I'm pouring some PR blanks and was needing some advise on colors that look good together. When I get a few pouted I'll post them so you can see them.


----------



## ssalvage (Jul 1, 2016)

This is very difficult advice that you ask for, since it is completely subjective to personal taste. What I would suggest to you as combos I like, someone else would not like. What they like, someone else wouldn't like, etc.

The only REAL advice I can give you is to spend some time researching color theory to understand the basics. From there, just start experimenting and have fun in the process.


----------



## liljohn1368 (Jul 1, 2016)

This is whet I've come up with so far...


----------



## RobS (Jul 1, 2016)

You nailed it!


----------



## ssalvage (Jul 2, 2016)

liljohn1368 said:


> This is whet I've come up with so far...



Very nice!  I like all of them, but the one that REALLY jumps out at me is the green one. :good:


----------



## DLGunn (Jul 2, 2016)

Looking good. 

One thing I'm having to do is restrain myself from doing blue in every pour. Blue is my favorite color and I am always thinking of cool color combos with blue and "something". 

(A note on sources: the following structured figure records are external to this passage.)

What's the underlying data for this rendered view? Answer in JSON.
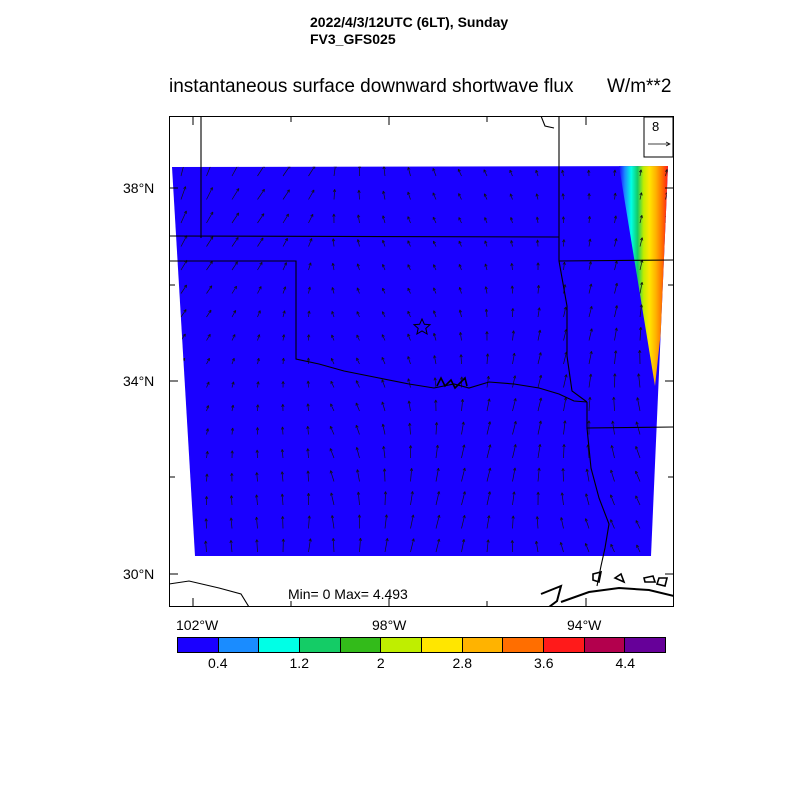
{
  "header": {
    "line1": "2022/4/3/12UTC (6LT), Sunday",
    "line2": "FV3_GFS025"
  },
  "plot": {
    "title": "instantaneous surface downward shortwave flux",
    "units": "W/m**2",
    "min_max": "Min= 0 Max= 4.493",
    "ref_vector": "8",
    "lat_labels": [
      "38°N",
      "34°N",
      "30°N"
    ],
    "lon_labels": [
      "102°W",
      "98°W",
      "94°W"
    ],
    "background_color": "#1a00ff"
  },
  "colorbar": {
    "colors": [
      "#1a00ff",
      "#1a8cff",
      "#00ffe6",
      "#14cc66",
      "#33bb1a",
      "#bfee00",
      "#ffe600",
      "#ffb300",
      "#ff6e00",
      "#ff1a1a",
      "#b3004d",
      "#660099"
    ],
    "labels": [
      "0.4",
      "1.2",
      "2",
      "2.8",
      "3.6",
      "4.4"
    ]
  }
}
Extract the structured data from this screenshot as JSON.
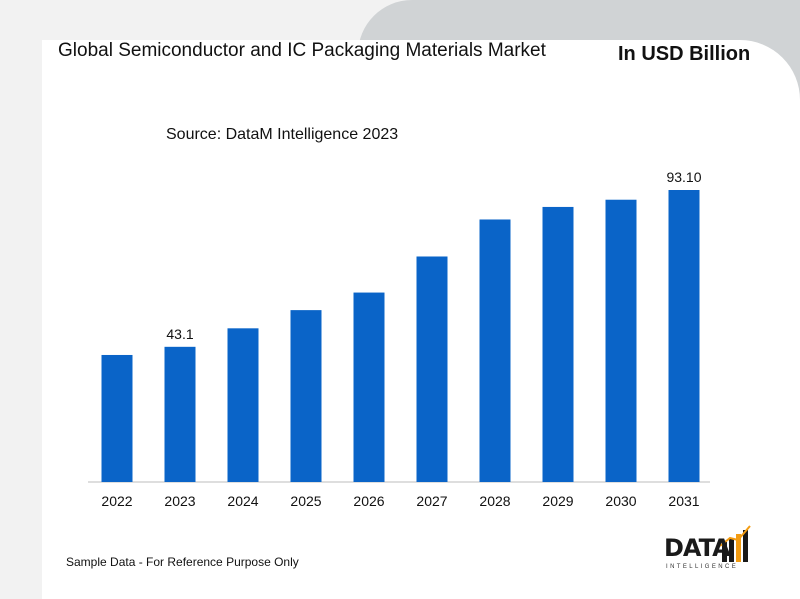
{
  "header": {
    "title": "Global Semiconductor and IC Packaging Materials Market",
    "unit": "In USD Billion",
    "source": "Source: DataM Intelligence 2023"
  },
  "footer": {
    "note": "Sample Data - For Reference Purpose Only"
  },
  "logo": {
    "word": "DATA",
    "sub": "INTELLIGENCE"
  },
  "colors": {
    "bar": "#0a64c8",
    "background": "#f2f2f2",
    "card": "#ffffff",
    "accent_tab": "#d0d3d5",
    "logo_orange": "#f39c12"
  },
  "chart_data": {
    "type": "bar",
    "title": "Global Semiconductor and IC Packaging Materials Market",
    "ylabel": "",
    "xlabel": "",
    "categories": [
      "2022",
      "2023",
      "2024",
      "2025",
      "2026",
      "2027",
      "2028",
      "2029",
      "2030",
      "2031"
    ],
    "values": [
      40.5,
      43.1,
      49.0,
      54.8,
      60.4,
      71.9,
      83.7,
      87.7,
      90.0,
      93.1
    ],
    "data_labels": [
      "",
      "43.1",
      "",
      "",
      "",
      "",
      "",
      "",
      "",
      "93.10"
    ],
    "ylim": [
      0,
      95
    ],
    "grid": false,
    "legend": "none"
  }
}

Another thing I do is have my daughter pick some color combinations. She's better at it than me anyway. Plus outside opinions will give you colors you might not think of yourself.


----------



## liljohn1368 (Jul 2, 2016)

I get my wife to pick most of my colors. I'm thinking of selling them for 3.25 per blank. If you want any just pm me the colors and how many


----------



## gbpens (Jul 2, 2016)

Start with the color wheel.


----------



## Marmotjr (Jul 2, 2016)

gbpens said:


> Start with the color wheel.



This.   I think it's opposite colors on the wheel contrast heavily, while colors closer to each other start to blend.    So think of how sharp and contrasting you want the blank.  For subtle differences, use closer colors, for more obvious contrasts, use colors on opposite sides of the wheel.


----------



## liljohn1368 (Jul 5, 2016)

Added a few more. Some I like, some I don't.


----------



## Skeels (Aug 15, 2016)

You're doin good with the combos. I really like the orange and white one, got that orange creme goin on. I too have trouble choosing color combos.what I do is ask my wife what she thinks, and ask my son what he thinks. Even if I don't like them or think they clash way too much I do them. When I do they actually turn out pretty nice. To be more precise with how I ask, I take a handful of colors (usually 5) and say "which two?" And then do that a few times till I get a few blanks.


----------



## Mike8850 (Aug 15, 2016)

Here's a site that provides some interesting reading on colors.
Basic Color Theory
Mike


----------



## PSNCO (Aug 15, 2016)

Some of my best blanks poured were when my wife closed her eyes and just picked 3-4 colors of mica from the hundred jars I would lay out on the table.

Some of the oddest color combos actually come out great on a blank.


----------



## liljohn1368 (Aug 15, 2016)

Thanks for the website Mike. Looks like lots of good reading and studying can be done here.


----------



## thewishman (Aug 16, 2016)

Skeels said:


> You're doin good with the combos. I really like the orange and white one, got that orange creme goin on.



You know, it's funny, that was the only one I didn't like.

Taste is so subjective, just like Shane said.


----------